From Farragut to San Francisco
Dancing duo earn special opportunity
Kara Good, 15, a sophomore at Farragut High School, and Micah McKee, 16, a sophomore at Paideia Academy, traveled to Charlotte, N. C., in February to put their talent on the line.
These Farragut girls wanted to earn a shot at participating in “intensive” — in fact rigorous — nearly month-long dance training in San Francisco this summer.
“LINES is very difficult to get into,” said their instructor, Lisa McKee, Micah’s mother who is artistic director at Studio Arts for Dancers in Rocky Hill. “If you’re not an advanced classical ballerina, you couldn’t pass the auditions.”
The girls went through a two-hour advanced ballet audition in Charlotte.
“They’re in there with professionals up to age 24 who are trying to gain acceptance into the professional summer program,” Lisa McKee said. “You’ve got the 15-year-old from Knox [County], Tennessee who’s in the same room with a 24-year-old who might have a master’s in dance. They’re not competing for the same programs, but it could be intimidating.

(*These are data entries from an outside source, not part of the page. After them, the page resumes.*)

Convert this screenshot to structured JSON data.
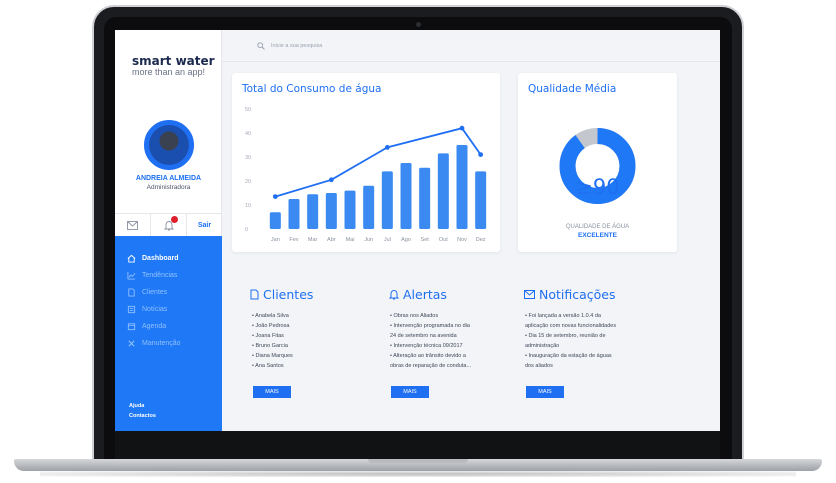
{
  "brand": {
    "title": "smart water",
    "subtitle": "more than an app!"
  },
  "user": {
    "name": "ANDREIA ALMEIDA",
    "role": "Administradora"
  },
  "actions": {
    "notification_count_shown": true,
    "logout_label": "Sair"
  },
  "nav": {
    "items": [
      {
        "label": "Dashboard",
        "icon": "home-icon",
        "active": true
      },
      {
        "label": "Tendências",
        "icon": "trend-icon",
        "active": false
      },
      {
        "label": "Clientes",
        "icon": "document-icon",
        "active": false
      },
      {
        "label": "Notícias",
        "icon": "newspaper-icon",
        "active": false
      },
      {
        "label": "Agenda",
        "icon": "calendar-icon",
        "active": false
      },
      {
        "label": "Manutenção",
        "icon": "tools-icon",
        "active": false
      }
    ],
    "footer": [
      "Ajuda",
      "Contactos"
    ]
  },
  "search": {
    "placeholder": "Inicie a sua pesquisa"
  },
  "consumption": {
    "title": "Total do Consumo de água",
    "chart_data": {
      "type": "bar",
      "categories": [
        "Jan",
        "Fev",
        "Mar",
        "Abr",
        "Mai",
        "Jun",
        "Jul",
        "Ago",
        "Set",
        "Out",
        "Nov",
        "Dez"
      ],
      "values": [
        7,
        12.5,
        14.5,
        15,
        16,
        18,
        24,
        27.5,
        25.5,
        31.5,
        35,
        24
      ],
      "line_points": [
        {
          "x": "Jan",
          "y": 13.5
        },
        {
          "x": "Abr",
          "y": 20.5
        },
        {
          "x": "Jul",
          "y": 34
        },
        {
          "x": "Nov",
          "y": 42
        },
        {
          "x": "Dez",
          "y": 31
        }
      ],
      "yticks": [
        0,
        10,
        20,
        30,
        40,
        50
      ],
      "ylim": [
        0,
        50
      ],
      "grid": false,
      "colors": {
        "bar": "#3b8af2",
        "line": "#1f6ff2"
      }
    }
  },
  "quality": {
    "title": "Qualidade Média",
    "value": "≥90",
    "caption": "QUALIDADE DE ÁGUA",
    "rating": "EXCELENTE",
    "gauge_fraction": 0.9,
    "colors": {
      "fill": "#1f78f5",
      "rest": "#c4c8ce"
    }
  },
  "panels": [
    {
      "title": "Clientes",
      "icon": "document-icon",
      "items": [
        "Anabela Silva",
        "João Pedrosa",
        "Joana Fitas",
        "Bruno Garcia",
        "Diana Marques",
        "Ana Santos"
      ],
      "button": "MAIS"
    },
    {
      "title": "Alertas",
      "icon": "bell-icon",
      "items": [
        "Obras nos Aliados",
        "Intervenção programada no dia",
        "24 de setembro na avenida",
        "Intervenção técnica 09/2017",
        "Alteração ao trânsito devido a",
        "obras de reparação de conduta..."
      ],
      "button": "MAIS"
    },
    {
      "title": "Notificações",
      "icon": "envelope-icon",
      "items": [
        "Foi lançada a versão 1.0.4 da",
        "aplicação com novas funcionalidades",
        "Dia 15 de setembro, reunião de",
        "administração",
        "Inauguração da estação de águas",
        "dos aliados"
      ],
      "button": "MAIS"
    }
  ]
}
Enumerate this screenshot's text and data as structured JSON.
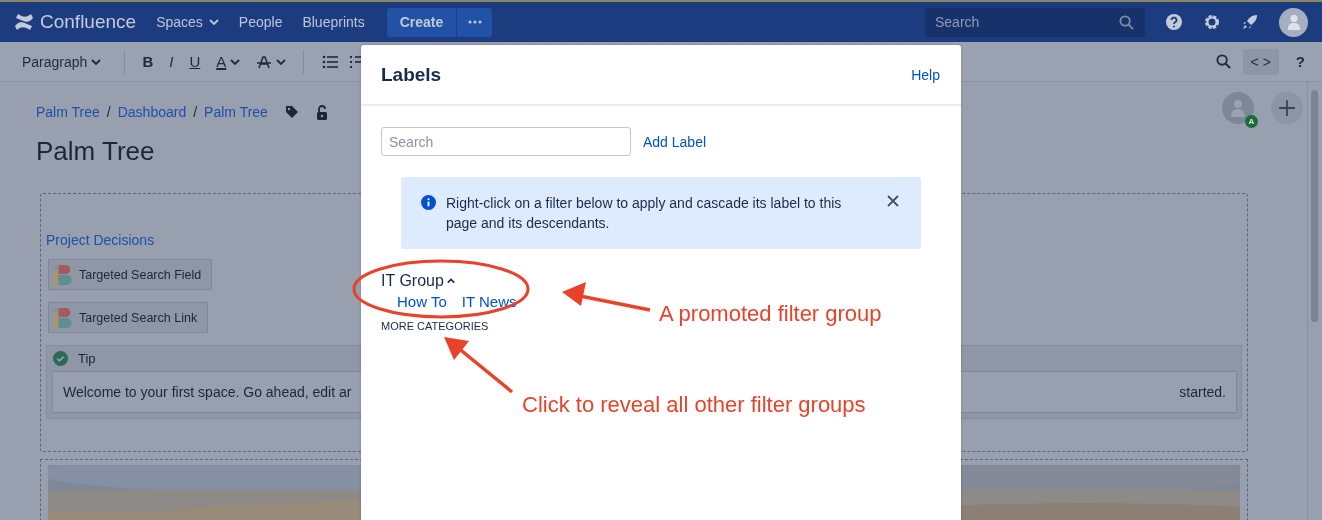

You’re dancing, but you don’t know what they’re looking for.”
Both girls made the cut that day. but are taking slightly different paths in San Francisco.
“You never know what they’re looking for,” Lisa McKee said. “I was expecting them to make it, but at the same time an audition is an audition. There are so many people in the class you might be passed over. I was thrilled they made it.”
“I am so happy and honored to have been accepted into such a wonderful program, and I am anxious to start working with everyone there,” Good said. “I look forward to working with all the amazing teachers there, such as Alonzo King, the founder of the company. I also look forward to the focus on individuality as a dancer and being exposed to different movement styles. I hope to come back with a better understanding of what the professional dance world is like and also to continue to develop my technique and freedom of expression.”
With her acceptance in the bag, Micah took one more chance and sent a 15-minute audition video of herself to San Francisco Conser-vatory of Dance. She would have gone to the audition in person, but was in one of the studio’s Go! performances that day.
“I have been wanting to go to San Francisco Conservatory of Dance because it is so rich and rigorous,” Micah said. “I am most intrigued by this program’s desire to develop my individuality and to grow me as an aspiring artist and dancer. I have heard only good things about this program, and so I want to dive into its training and experience it for myself. My goal is to further my dance vocabulary and to dig deeper into the soul of my movement.”
The friends are set to fly together to San Francisco and attend month-long intensives down the street from each other. They’ll be met at the airport in July by one of Lisa McKee’s former students, now a liver doctor there.
Classes will live up to their name, their teacher said — five to six hours a day, plus two hours of choreography, six days a week. The students will be creating works over the four weeks and will present a show at the end that’s open to the public.
“They’re athletes,” she said about her students. “They have to have a doctor’s release signed that they can stand the rigors of this. They’re not only dancing, they’re lifting each other and partnering. When you’re a normal athlete, you get to wear $150 tennis shoes. We’re barefoot. We’re skin on ground. It’s very painful, but it’s very glorious.”